Noi siamo Football Club Barcelona, non Football Club Xavi. Amiamo questo Club, la sua storia, le sue spinte libertarie e sociali attraverso Fondazioni e beneficenza, l’istituzione Barça, il suo cordone ombelicale con Barcelona, con la sua storia e la sua gente, con la Catalunya. Noi amiamo la squadra, le sue gesta, i suoi trionfi, le sue vittorie. Sono anche conquiste, vittorie, trofei vinti dalla città, dai suoi abitanti, dai soci e dai tifosi (quelli veri). Noi amiamo tutto questo, non una singola persona. Noi teniamo a tutto questo, non a una singola persona. Ogni sconfitta della squadra è una ferita che lacera la carne di Barcelona, degli aficionados, dei soci.

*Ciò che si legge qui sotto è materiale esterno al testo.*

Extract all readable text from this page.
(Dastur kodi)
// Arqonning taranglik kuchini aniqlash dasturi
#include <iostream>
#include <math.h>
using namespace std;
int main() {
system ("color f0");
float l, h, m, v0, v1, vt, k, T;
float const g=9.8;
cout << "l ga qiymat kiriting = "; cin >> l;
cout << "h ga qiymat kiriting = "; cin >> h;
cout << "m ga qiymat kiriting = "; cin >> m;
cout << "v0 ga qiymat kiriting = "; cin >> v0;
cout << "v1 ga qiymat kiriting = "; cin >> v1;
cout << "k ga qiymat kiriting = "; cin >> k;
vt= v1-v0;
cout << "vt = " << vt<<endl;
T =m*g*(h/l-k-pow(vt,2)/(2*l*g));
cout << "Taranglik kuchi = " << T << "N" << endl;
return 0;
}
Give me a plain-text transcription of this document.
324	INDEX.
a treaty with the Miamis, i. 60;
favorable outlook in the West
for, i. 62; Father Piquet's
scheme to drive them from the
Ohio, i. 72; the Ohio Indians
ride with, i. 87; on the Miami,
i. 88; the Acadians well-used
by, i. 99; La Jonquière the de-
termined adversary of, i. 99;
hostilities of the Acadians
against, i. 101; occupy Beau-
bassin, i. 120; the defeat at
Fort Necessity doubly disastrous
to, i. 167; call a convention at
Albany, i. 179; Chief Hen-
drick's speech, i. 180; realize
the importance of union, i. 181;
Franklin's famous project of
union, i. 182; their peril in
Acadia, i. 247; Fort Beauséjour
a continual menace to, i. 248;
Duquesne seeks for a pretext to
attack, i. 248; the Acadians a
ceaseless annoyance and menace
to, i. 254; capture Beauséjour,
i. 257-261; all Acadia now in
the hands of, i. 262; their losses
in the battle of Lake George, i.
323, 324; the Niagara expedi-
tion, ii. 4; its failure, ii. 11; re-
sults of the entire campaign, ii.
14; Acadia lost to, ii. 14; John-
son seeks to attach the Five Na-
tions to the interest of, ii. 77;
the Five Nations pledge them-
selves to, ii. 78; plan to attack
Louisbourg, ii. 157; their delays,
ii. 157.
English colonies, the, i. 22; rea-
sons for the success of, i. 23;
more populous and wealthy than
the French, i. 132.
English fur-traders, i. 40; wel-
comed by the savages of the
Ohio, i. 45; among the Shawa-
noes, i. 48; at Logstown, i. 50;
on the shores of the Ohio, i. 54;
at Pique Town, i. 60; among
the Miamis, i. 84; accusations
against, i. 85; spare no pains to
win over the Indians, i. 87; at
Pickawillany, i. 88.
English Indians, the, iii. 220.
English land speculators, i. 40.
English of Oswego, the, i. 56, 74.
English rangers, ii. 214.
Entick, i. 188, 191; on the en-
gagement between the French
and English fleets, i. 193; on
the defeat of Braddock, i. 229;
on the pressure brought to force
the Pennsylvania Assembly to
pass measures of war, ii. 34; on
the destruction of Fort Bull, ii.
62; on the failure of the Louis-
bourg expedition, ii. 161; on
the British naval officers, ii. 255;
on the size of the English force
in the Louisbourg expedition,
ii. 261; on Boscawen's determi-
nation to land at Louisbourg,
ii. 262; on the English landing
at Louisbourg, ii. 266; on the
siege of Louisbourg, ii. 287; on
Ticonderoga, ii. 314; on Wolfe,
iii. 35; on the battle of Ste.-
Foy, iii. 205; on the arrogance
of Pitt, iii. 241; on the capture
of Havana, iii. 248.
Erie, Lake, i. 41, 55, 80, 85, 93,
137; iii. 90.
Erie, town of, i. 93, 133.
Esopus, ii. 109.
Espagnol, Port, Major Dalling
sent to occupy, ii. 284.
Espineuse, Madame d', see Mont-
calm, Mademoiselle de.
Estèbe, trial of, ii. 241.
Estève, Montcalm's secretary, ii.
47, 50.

E non metteremo mai, e dico MAI, una persona, un allenatore, un giocatore, prima della squadra e del Club. Chiunque esso sia. E ci opporremo fino allo stremo delle nostre forze a chi voglia farlo. Chi lo fa non ama il Barça; ama un allenatore. Chi tifa per Xavi e non per il bene della squadra, chi lo difende nonostante i disastri, le sconfitte, le figuracce, la perdita di rispetto, prestigio e considerazione della squadra, del nome e dell’Istituzione, a dispetto dei Santi, delle evidenze, dei risultati, non sta dalla parte della squadra o del Club, ma da quella di un singolo uomo.
Speriamo che chiunque metta Xavi prima dell’escudo e del Club, tifando e sostenendo lui piuttosto che le sorti della squadra, abbia anche la compiacenza, a cose finite, di abbandonare il Football Club Barcelona e di continuare a sostenere il Football Club Xavi ovunque esso sarà, ma lontano da qui.
Di gente così il FC Barcelona non ha bisogno.